It’s not every day you get mentioned by the leader of the free world, so who cares if it’s because he’s making fun of you?
“It is an honor to be cooked by the leader of the free world,” Mayor Bill de Blasio said today, borrowing the language Hot 97 host Ebro Darden used to describe the roasting the mayor got.
In perhaps the most meta interaction possible, one of the many cracks President Barack Obama made this weekend at the White House Correspondents Dinner was a joke about a joke Mr. de Blasio had made weeks earlier at The Inner Circle Show.
The mayor had taken the stage with Hillary Clinton, the former secretary of state and Democratic frontrunner for president—who teased him for taking his time to endorse her for president.
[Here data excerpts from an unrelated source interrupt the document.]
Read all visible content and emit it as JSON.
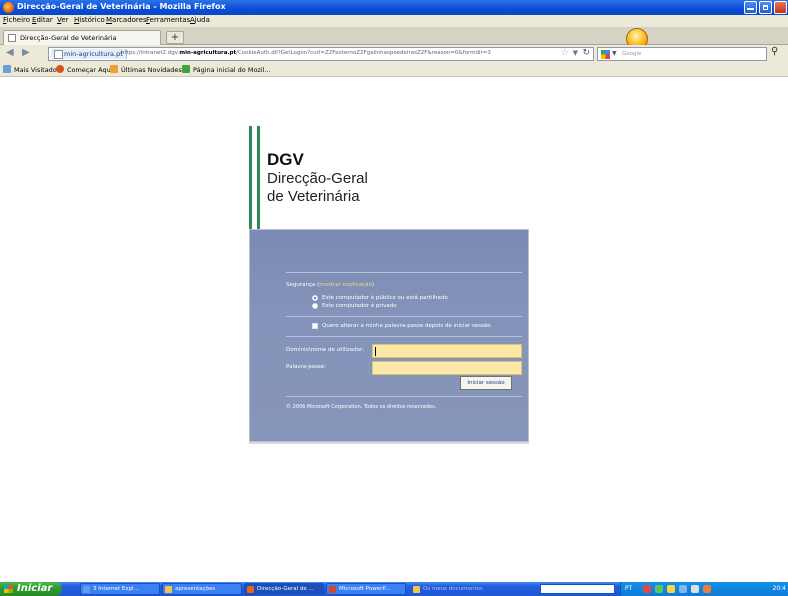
{
  "window": {
    "title": "Direcção-Geral de Veterinária - Mozilla Firefox"
  },
  "menu": [
    "Ficheiro",
    "Editar",
    "Ver",
    "Histórico",
    "Marcadores",
    "Ferramentas",
    "Ajuda"
  ],
  "tab": {
    "label": "Direcção-Geral de Veterinária",
    "new_tab_label": "+"
  },
  "nav": {
    "site_identity": "min-agricultura.pt",
    "url_prefix": "https://intranet2.dgv.",
    "url_domain": "min-agricultura.pt",
    "url_suffix": "/CookieAuth.dll?GetLogon?curl=Z2FexternoZ2FgalinhaspoedeirasZ2F&reason=0&formdir=3",
    "search_placeholder": "Google"
  },
  "bookmarks": [
    {
      "label": "Mais Visitados",
      "icon": "folder-icon",
      "color": "#6aa0d8"
    },
    {
      "label": "Começar Aqui",
      "icon": "firefox-icon",
      "color": "#d9531e"
    },
    {
      "label": "Últimas Novidades",
      "icon": "rss-icon",
      "color": "#f0a030"
    },
    {
      "label": "Página inicial do Mozil...",
      "icon": "puzzle-icon",
      "color": "#3aa63a"
    }
  ],
  "brand": {
    "acronym": "DGV",
    "line1": "Direcção-Geral",
    "line2": "de Veterinária",
    "accent_color": "#2e8b57"
  },
  "login": {
    "security_label": "Segurança (",
    "security_link": "mostrar explicação",
    "security_close": ")",
    "option_public": "Este computador é público ou está partilhado",
    "option_private": "Este computador é privado",
    "change_password_label": "Quero alterar a minha palavra-passe depois de iniciar sessão",
    "username_label": "Domínio\\nome de utilizador:",
    "password_label": "Palavra-passe:",
    "submit_label": "Iniciar sessão",
    "copyright": "© 2006 Microsoft Corporation. Todos os direitos reservados.",
    "selected_option": "public",
    "panel_color": "#8190b7",
    "input_color": "#fbe8a6"
  },
  "taskbar": {
    "start_label": "Iniciar",
    "items": [
      {
        "label": "3 Internet Expl...",
        "active": false,
        "color": "#5aa0f0"
      },
      {
        "label": "apresentações",
        "active": false,
        "color": "#f3c54a"
      },
      {
        "label": "Direcção-Geral de ...",
        "active": true,
        "color": "#e8651a"
      },
      {
        "label": "Microsoft PowerP...",
        "active": false,
        "color": "#d2472a"
      }
    ],
    "tray_hint": "Os meus documentos",
    "lang": "PT",
    "clock": "20:4"
  }
}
Mr. de Blasio apologized, saying he was running on “CP time.”
In Mr. de Blasio’s joke, the acronym stood for “cautious politician.” But its better known to stand for “colored people time,” a joking term often used among African-Americans to refer to being late.
When he took the stage at the Correspondent’s Dinner, Mr. Obama said he, too, had been a little late to the show: “I was running on CPT, which stands for jokes that white people should not make.”
“It’s funny when the president of the United States makes a joke about you,” the mayor said today on the city’s most well-known rap and hip-hop station. “That’s kind of cool.”
Mr. de Blasio, whose wife and two children are black, has been fairly unrepentant about the joke. Asked about it repeatedly by reporters last month, Mr. de Blasio noted his “long experience with the community” and familiarity with a phrase that’s often used humorously. But he argued his only intention was to put the phrase in the context of a skit and to “subvert” to expectations so the joke landed on himself. (The mayor has a long history of being late to events.)
He reiterated that argument today—”It was a satire, the whole show was a satire”—but also noted that the joke ended up leading to lots of negative attention and headlines.
“I guess I’m sad that that’s all happened,” he said.
The Inner Circle Show is New York’s less star-studded answer to the Correspondent’s Dinner and features reporters—including this one—putting on a two-act musical roasting the mayor and others in city and state politics. When that show is over, the mayor puts on his own act, which his team writes, in response. This year, the show put on by the media members of the Inner Circle was themed after Hamilton, the hit musical.
Mr. de Blasio’s response included several local celebrities—including the Hot 97 hosts he spoke with this morning. Mr. Darden, who appeared in a skit before the one referencing CP time, noted plenty of the show’s jokes were in bad taste.
“My friends in the media had jokes that were in bad taste too,” Mr. de Blasio argued. “That’s the whole nature of the show unfortunately.”
(None of the jokes in the media’s show garnered anywhere close to the attention of Mr. de Blasio’s crack, for better or worse.)
Mr. de Blasio has typically found a welcoming audience with the hosts on Hot 97, where he’s frequently appeared on the morning show to tout his policies and shoot the breeze about news. Much of the rest of his conversation this morning revolved around the several scandals in which Mr. de Blasio is currently embroiled, as it would on any radio appearance—but this time, the hosts repeatedly came to his defense, accusing the city’s tabloids of being on a mission to bring down Mr. de Blasio. (In addition to the tabs, the broadsheets and every other news outlet in the city, Mr. de Blasio’s campaign finance operation has caught the eye of some heavier hitters: the State Board of Elections, Manhattan District Attorney Cy Vance and U.S. Attorney Preet Bharara.)
But Mr. Darden had a bit of advice for Mr. de Blasio: He ought to get up to a podium and tell The New York Post to “shut your bitch-ass up.”
Mr. de Blasio insisted he was done making controversial statements for now.